Le tour des Moricaudes viendra sans doute, car j'en ai vu déjà
plusieurs qui m'ont donné quelque envie de me tremper en cette encre ;
mais je suis tombé pour mon début sur quelque chose de mieux et de
singulièrement original.

Tu m'as écrit, dans ta dernière lettre :
" Quand je sais comment on aime dans un pays, je connais ce pays à
le décrire, bien que ne l'ayant jamais vu. " Sache qu'ici on aime
furieusement. On sent, dès les premiers jours, une sorte d'ardeur
frémissante, un soulèvement, une brusque tension des désirs, un
énervement courant au bout des doigts, qui surexcitent à les exaspérer
nos puissances amoureuses et toutes nos facultés de sensation physique,
depuis le simple contact des mains jusqu'à cet innommable besoin qui
nous fait commettre tant de sottises.
Entendons-nous bien. Je ne sais si ce que vous appelez l'amour du
coeur, l'amour des âmes, si l'idéalisme sentimental, le platonisme
enfin, peut exister sous ce ciel ; j'en doute même. Mais l'autre amour,
celui des sens, qui a du bon, et beaucoup de bon, est véritablement
terrible en ce climat. La chaleur, cette constante brûlure de l'air qui
vous enfièvre, ces souffles suffocants du sud, ces marées de feu venues
du grand désert si proche, ce lourd siroco, plus ravageant, plus
desséchant que la flamme, ce perpétuel incendie d'un continent tout
entier brûlé jusqu'aux pierres par un énorme et dévorant soleil,
embrasent le sang, affolent la chair, embestialisent.

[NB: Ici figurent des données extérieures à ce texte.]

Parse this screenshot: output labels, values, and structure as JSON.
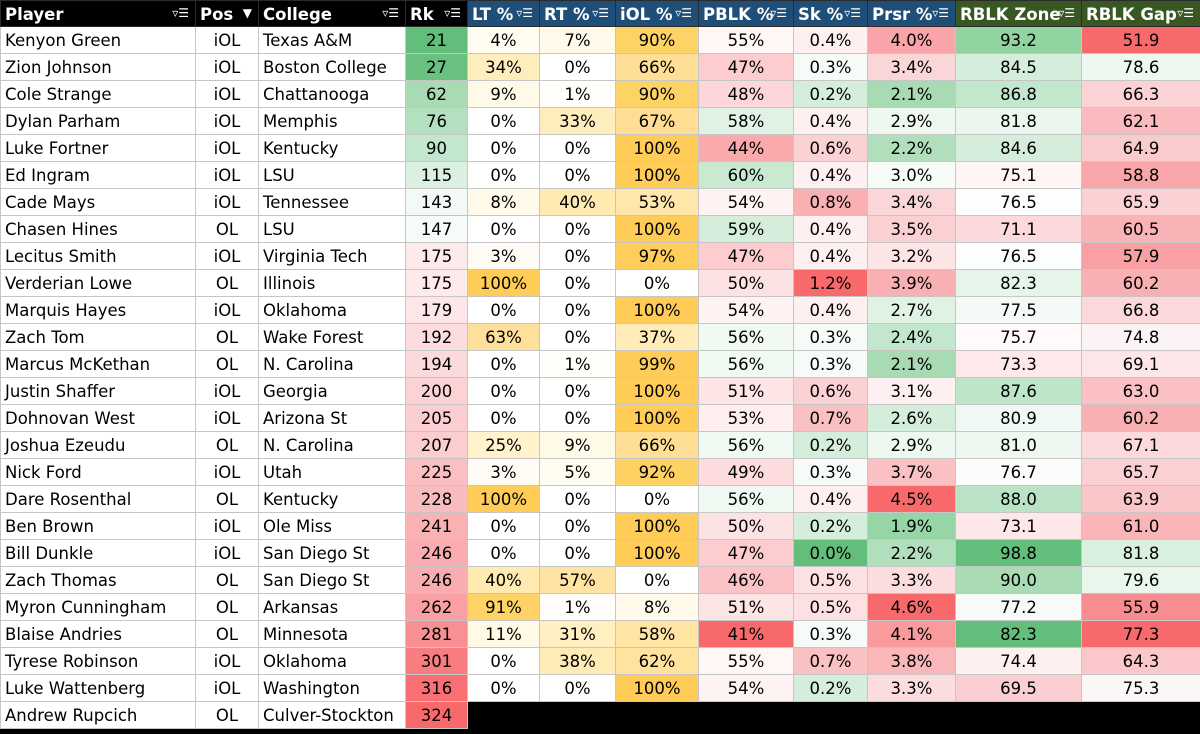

Mais j'arrive à mon histoire. Je ne te dis rien de mes premiers
temps de séjour en Algérie. Après avoir visité Bône, Constantine,
Biskra et Sétif, je suis venu à Bougie par les gorges du Chabet, et une
incomparable route au milieu des forêts kabyles, qui suit la mer en la
dominant de deux cents mètres, et serpente selon les festons de la
haute montagne, jusqu'à ce merveilleux golfe de Bougie aussi beau que
celui de Naples, que celui d'Ajaccio et que celui de Douarnenez, les
plus admirables que je connaisse. J'excepte dans ma comparaison cette
invraisemblable baie de Porto, ceinte de granit rouge, et habitée par
les fantastiques et sanglants géants de pierre qu'on appelle les
" Calanche " de Piana, sur les côtes ouest de la Corse.
De loin, de très loin, avant de contourner le grand bassin où dort
l'eau pacifique, on aperçoit Bougie. Elle est bâtie sur les flancs
rapides d'un mont très élevé et couronné par des bois. C'est une tache
blanche dans cette pente verte ; on dirait l'écume d'une cascade
tombant à la mer.

(Prêt pour des cours francais paris ?)
Dès que j'eus mis le pied dans cette toute petite et ravissante
ville, je compris que j'allais y rester longtemps. De partout l'oeil
embrasse un véritable cercle de sommets crochus, dentelés, cornus et
bizarres, tellement fermé qu'on découvre à peine la pleine mer, et que
le golfe a l'air d'un lac. L'eau bleue, d'un bleu laiteux, est d'une
transparence admirable ; et le ciel d'azur, d'un azur épais, comme s'il
avait reçu deux couches de couleur, étale au-dessus sa surprenante
beauté. Ils semblent se mirer l'un dans l'autre et se renvoyer leurs
reflets.
Bougie est la ville des ruines. Sur le quai, en arrivant, on
rencontre un débris si magnifique, qu'on le dirait d'opéra. C'est la
vieille porte Sarrasine, envahie de lierre. Et dans les bois montueux
autour de la cité, partout des ruines, des pans de murailles romaines,
des morceaux de monuments sarrasins, des restes de constructions arabes.
J'avais loué dans la ville haute une petite maison mauresque. Tu
connais ces demeures si souvent décrites. Elles ne possèdent point de
fenêtres en dehors ; mais une cour intérieure les éclaire du haut en
bas. Elles ont, au premier, une grande salle fraîche où l'on passe les
jours, et tout en haut une terrasse où l'on passe les nuits.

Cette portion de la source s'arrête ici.